Taxes are another source of frustration for many people. Joel, one participant, was overwhelmed by the IRS’s Form 8606 for his non-deductible IRA contributions. He wondered if liquidating his account would simplify things. Unfortunately, the IRS treats all IRAs as one entity, which means withdrawals are taxed on a pro-rata basis. In Joel’s case, liquidating would trigger taxes on nearly half a million dollars of income a painful option. My advice: don’t let paperwork drive your decisions. Hire a qualified accountant to handle the forms and keep your strategy intact.
Financial literacy isn’t just for adults it’s a gift we can pass to our children. I love the “three-jar system” that one celebrity guest shared. Children divide their money into three jars: one for spending, one for saving, and one for charity. This simple practice teaches the value of saving and the importance of giving back, while preparing kids to grow their money wisely when opportunities arise.

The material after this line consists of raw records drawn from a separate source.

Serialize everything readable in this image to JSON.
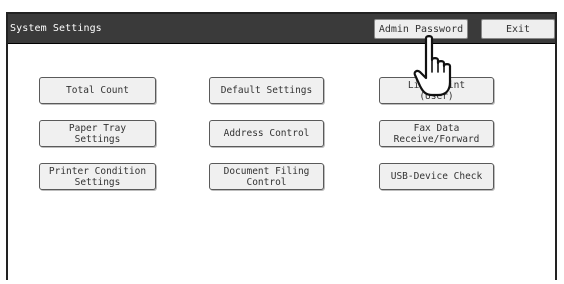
{
  "window": {
    "title": "System Settings",
    "admin_password_label": "Admin Password",
    "exit_label": "Exit"
  },
  "menu": {
    "total_count": "Total Count",
    "default_settings": "Default Settings",
    "list_print": "List Print\n(User)",
    "paper_tray_settings": "Paper Tray\nSettings",
    "address_control": "Address Control",
    "fax_data_receive_forward": "Fax Data\nReceive/Forward",
    "printer_condition_settings": "Printer Condition\nSettings",
    "document_filing_control": "Document Filing\nControl",
    "usb_device_check": "USB-Device Check"
  },
  "icons": {
    "pointer": "pointing-hand-icon"
  }
}
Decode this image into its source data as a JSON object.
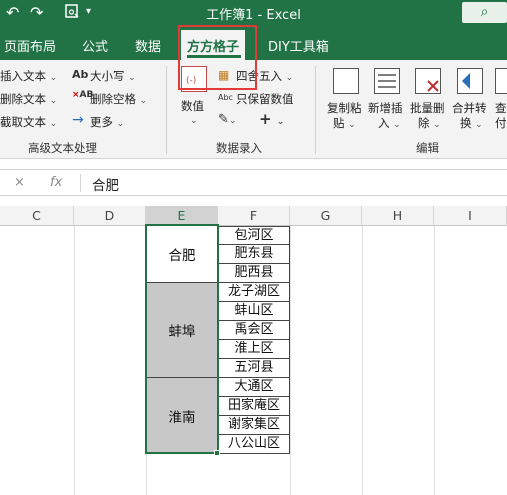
{
  "titlebar": {
    "title": "工作簿1  -  Excel",
    "undo_icon": "undo-icon",
    "redo_icon": "redo-icon",
    "search_icon": "search-icon"
  },
  "tabs": [
    {
      "label": "页面布局",
      "active": false
    },
    {
      "label": "公式",
      "active": false
    },
    {
      "label": "数据",
      "active": false
    },
    {
      "label": "方方格子",
      "active": true
    },
    {
      "label": "DIY工具箱",
      "active": false
    }
  ],
  "ribbon": {
    "group1": {
      "items_left": [
        "插入文本",
        "删除文本",
        "截取文本"
      ],
      "items_right": [
        "大小写",
        "删除空格",
        "更多"
      ],
      "glyphs": [
        "Ab",
        "AB",
        "→"
      ],
      "label": "高级文本处理"
    },
    "group2": {
      "value_button": "数值",
      "items": [
        "四舍五入",
        "只保留数值"
      ],
      "abc_glyph": "Abc",
      "label": "数据录入"
    },
    "group3": {
      "buttons": [
        {
          "line1": "复制粘",
          "line2": "贴"
        },
        {
          "line1": "新增插",
          "line2": "入"
        },
        {
          "line1": "批量删",
          "line2": "除"
        },
        {
          "line1": "合并转",
          "line2": "换"
        },
        {
          "line1": "查",
          "line2": "付"
        }
      ],
      "label": "编辑"
    }
  },
  "formula_bar": {
    "cancel": "×",
    "fx": "fx",
    "value": "合肥"
  },
  "columns": [
    "C",
    "D",
    "E",
    "F",
    "G",
    "H",
    "I"
  ],
  "selected_column": "E",
  "merged_cells": [
    {
      "label": "合肥",
      "rows": 3,
      "shaded": false
    },
    {
      "label": "蚌埠",
      "rows": 5,
      "shaded": true
    },
    {
      "label": "淮南",
      "rows": 4,
      "shaded": true
    }
  ],
  "districts": [
    "包河区",
    "肥东县",
    "肥西县",
    "龙子湖区",
    "蚌山区",
    "禹会区",
    "淮上区",
    "五河县",
    "大通区",
    "田家庵区",
    "谢家集区",
    "八公山区"
  ],
  "colors": {
    "excel_green": "#217346",
    "highlight_red": "#e03a3a",
    "shaded_cell": "#c8c8c8"
  }
}
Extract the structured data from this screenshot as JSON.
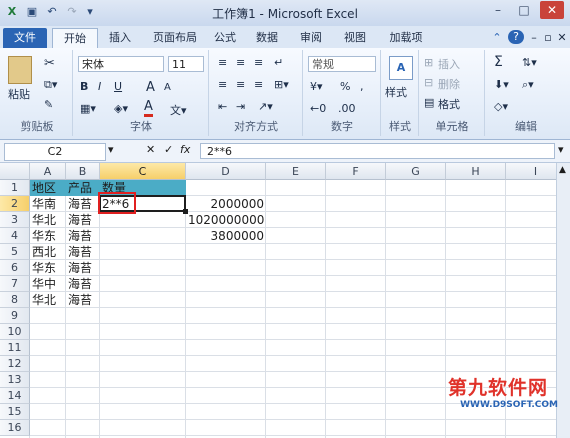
{
  "window": {
    "title": "工作簿1 - Microsoft Excel",
    "help": "?"
  },
  "tabs": [
    "文件",
    "开始",
    "插入",
    "页面布局",
    "公式",
    "数据",
    "审阅",
    "视图",
    "加载项"
  ],
  "ribbon": {
    "clipboard": {
      "label": "剪贴板",
      "paste": "粘贴"
    },
    "font": {
      "label": "字体",
      "name": "宋体",
      "size": "11",
      "bold": "B",
      "italic": "I",
      "underline": "U",
      "grow": "A",
      "shrink": "A",
      "color": "A"
    },
    "alignment": {
      "label": "对齐方式"
    },
    "number": {
      "label": "数字",
      "format": "常规",
      "percent": "%",
      "comma": ","
    },
    "styles": {
      "label": "样式",
      "button": "样式"
    },
    "cells": {
      "label": "单元格",
      "insert": "插入",
      "delete": "删除",
      "format": "格式"
    },
    "editing": {
      "label": "编辑",
      "sum": "Σ"
    }
  },
  "formula_bar": {
    "name_box": "C2",
    "cancel": "✕",
    "enter": "✓",
    "fx": "fx",
    "content": "2**6"
  },
  "grid": {
    "columns": [
      "A",
      "B",
      "C",
      "D",
      "E",
      "F",
      "G",
      "H",
      "I"
    ],
    "rows": [
      "1",
      "2",
      "3",
      "4",
      "5",
      "6",
      "7",
      "8",
      "9",
      "10",
      "11",
      "12",
      "13",
      "14",
      "15",
      "16"
    ],
    "headers": [
      "地区",
      "产品",
      "数量"
    ],
    "data": [
      [
        "华南",
        "海苔",
        "2**6",
        "2000000"
      ],
      [
        "华北",
        "海苔",
        "",
        "1020000000"
      ],
      [
        "华东",
        "海苔",
        "",
        "3800000"
      ],
      [
        "西北",
        "海苔",
        "",
        ""
      ],
      [
        "华东",
        "海苔",
        "",
        ""
      ],
      [
        "华中",
        "海苔",
        "",
        ""
      ],
      [
        "华北",
        "海苔",
        "",
        ""
      ]
    ],
    "active_cell": "C2",
    "header_fill": "#4bacc6"
  },
  "watermark": {
    "title": "第九软件网",
    "url": "WWW.D9SOFT.COM"
  }
}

Financial well-being is also about communication. My wife Gene, who is also my business partner, often reminds us that the way we listen and speak can make or break relationships. Active listening—facing the speaker, asking thoughtful questions, avoiding distractions, and using positive body language strengthens personal and professional bonds. Equally, speaking clearly and without anger ensures your message is truly heard. Money is already a sensitive topic; clear communication keeps it from becoming a source of unnecessary conflict.
Too many people think they’ve missed their chance to invest. I tell them it’s never too late. The real mistake is stopping once you reach a certain savings level. You have to push past that hesitation, stay disciplined, and work with a financial advisor to keep yourself accountable. Wealth grows not just from saving, but from investing consistently.
And because life can feel overwhelming when we’re dealing with debt, taxes, and financial stress, I like to inject a little humor. I once shared a story about graduate students jokingly calling themselves “Proctor Gamble” while catching cheaters during exams. A reminder that even in our financial struggles, finding a reason to laugh can help us keep perspective.
Building financial security is a journey that requires foresight, discipline, and balance. Whether it’s saving early for college, managing debt wisely, protecting yourself online, or simply listening better, the small steps we take today prepare us for a stronger tomorrow.